Pair Trading with Goldman Sachs and State Street

The main advantage of trading using opposite Goldman Sachs and State Street positions is that it hedges away some unsystematic risk. Because of two separate transactions, even if Goldman Sachs position performs unexpectedly, State Street can make up some of the losses. Pair trading also minimizes risk from directional movements in the market. For example, if an entire industry or sector drops because of unexpected headlines, the short position in State Street will offset losses from the drop in State Street's long position.

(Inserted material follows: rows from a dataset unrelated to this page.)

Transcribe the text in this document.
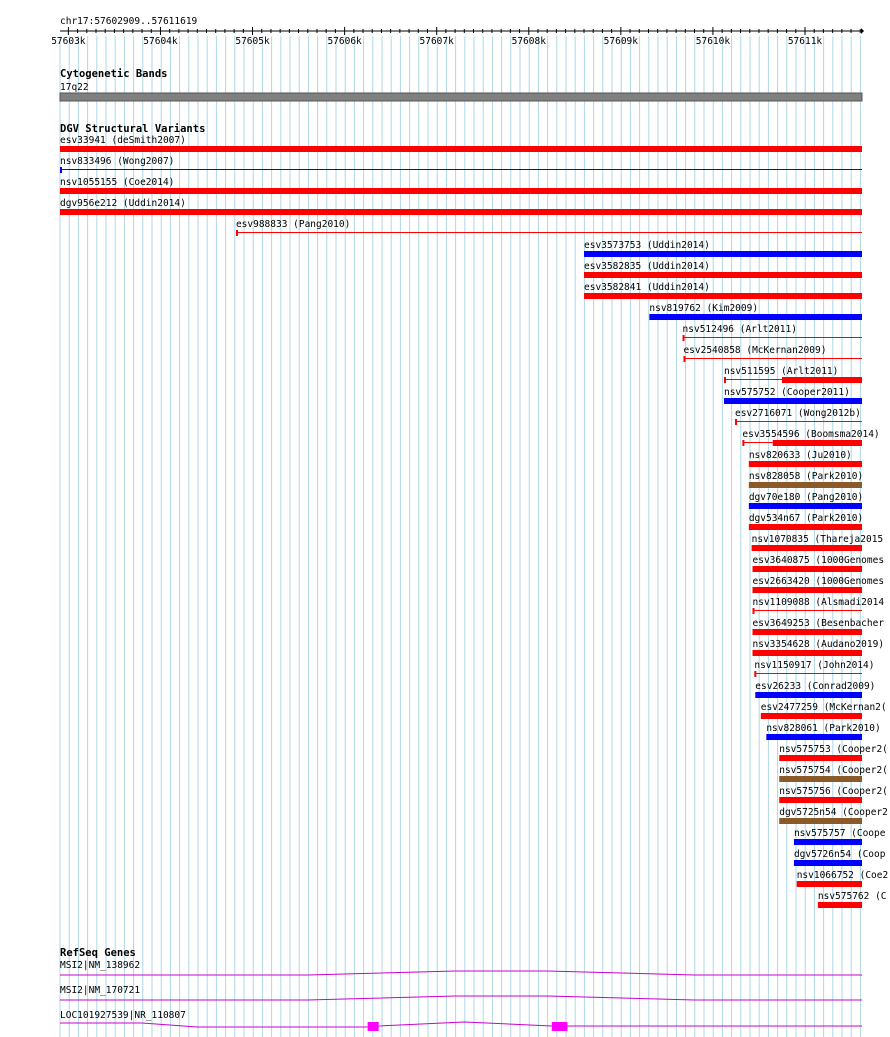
chr17:57602909..57611619
57603k	57604k	57605k	57606k	57607k	57608k	57609k	57610k	57611k
Cytogenetic Bands
17q22
DGV Structural Variants
esv33941 (deSmith2007)
nsv833496 (Wong2007)
nsv1055155 (Coe2014)
dgv956e212 (Uddin2014)
esv988833 (Pang2010)
esv3573753 (Uddin2014)
esv3582835 (Uddin2014)
esv3582841 (Uddin2014)
nsv819762 (Kim2009)
nsv512496 (Arlt2011)
esv2540858 (McKernan2009)
nsv511595 (Arlt2011)
nsv575752 (Cooper2011)
esv2716071 (Wong2012b)
esv3554596 (Boomsma2014)
nsv820633 (Ju2010)
nsv828058 (Park2010)
dgv70e180 (Pang2010)
dgv534n67 (Park2010)
nsv1070835 (Thareja2015
esv3640875 (1000Genomes
esv2663420 (1000Genomes
nsv1109088 (Alsmadi2014
esv3649253 (Besenbacher
nsv3354628 (Audano2019)
nsv1150917 (John2014)
esv26233 (Conrad2009)
esv2477259 (McKernan2(
nsv828061 (Park2010)
nsv575753 (Cooper2(
nsv575754 (Cooper2(
nsv575756 (Cooper2(
dgv5725n54 (Cooper2
nsv575757 (Coope
dgv5726n54 (Coop
nsv1066752 (Coe2
nsv575762 (C
RefSeq Genes
MSI2|NM_138962
MSI2|NM_170721
LOC101927539|NR_110807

The idea behind Goldman Sachs Inflation and State Street Target pairs trading is to make the combined position market-neutral, meaning the overall market's direction will not affect its win or loss (or potential downside or upside). This can be achieved by designing a pairs trade with two highly correlated stocks or equities that operate in a similar space or sector, making it possible to obtain profits through simple and relatively low-risk investment.
Check out your portfolio center.
Note that this page's information should be used as a complementary analysis to find the right mix of equity instruments to add to your existing portfolios or create a brand new portfolio. You can also try the Portfolio Optimization module to compute new portfolio that will generate highest expected return given your specified tolerance for risk.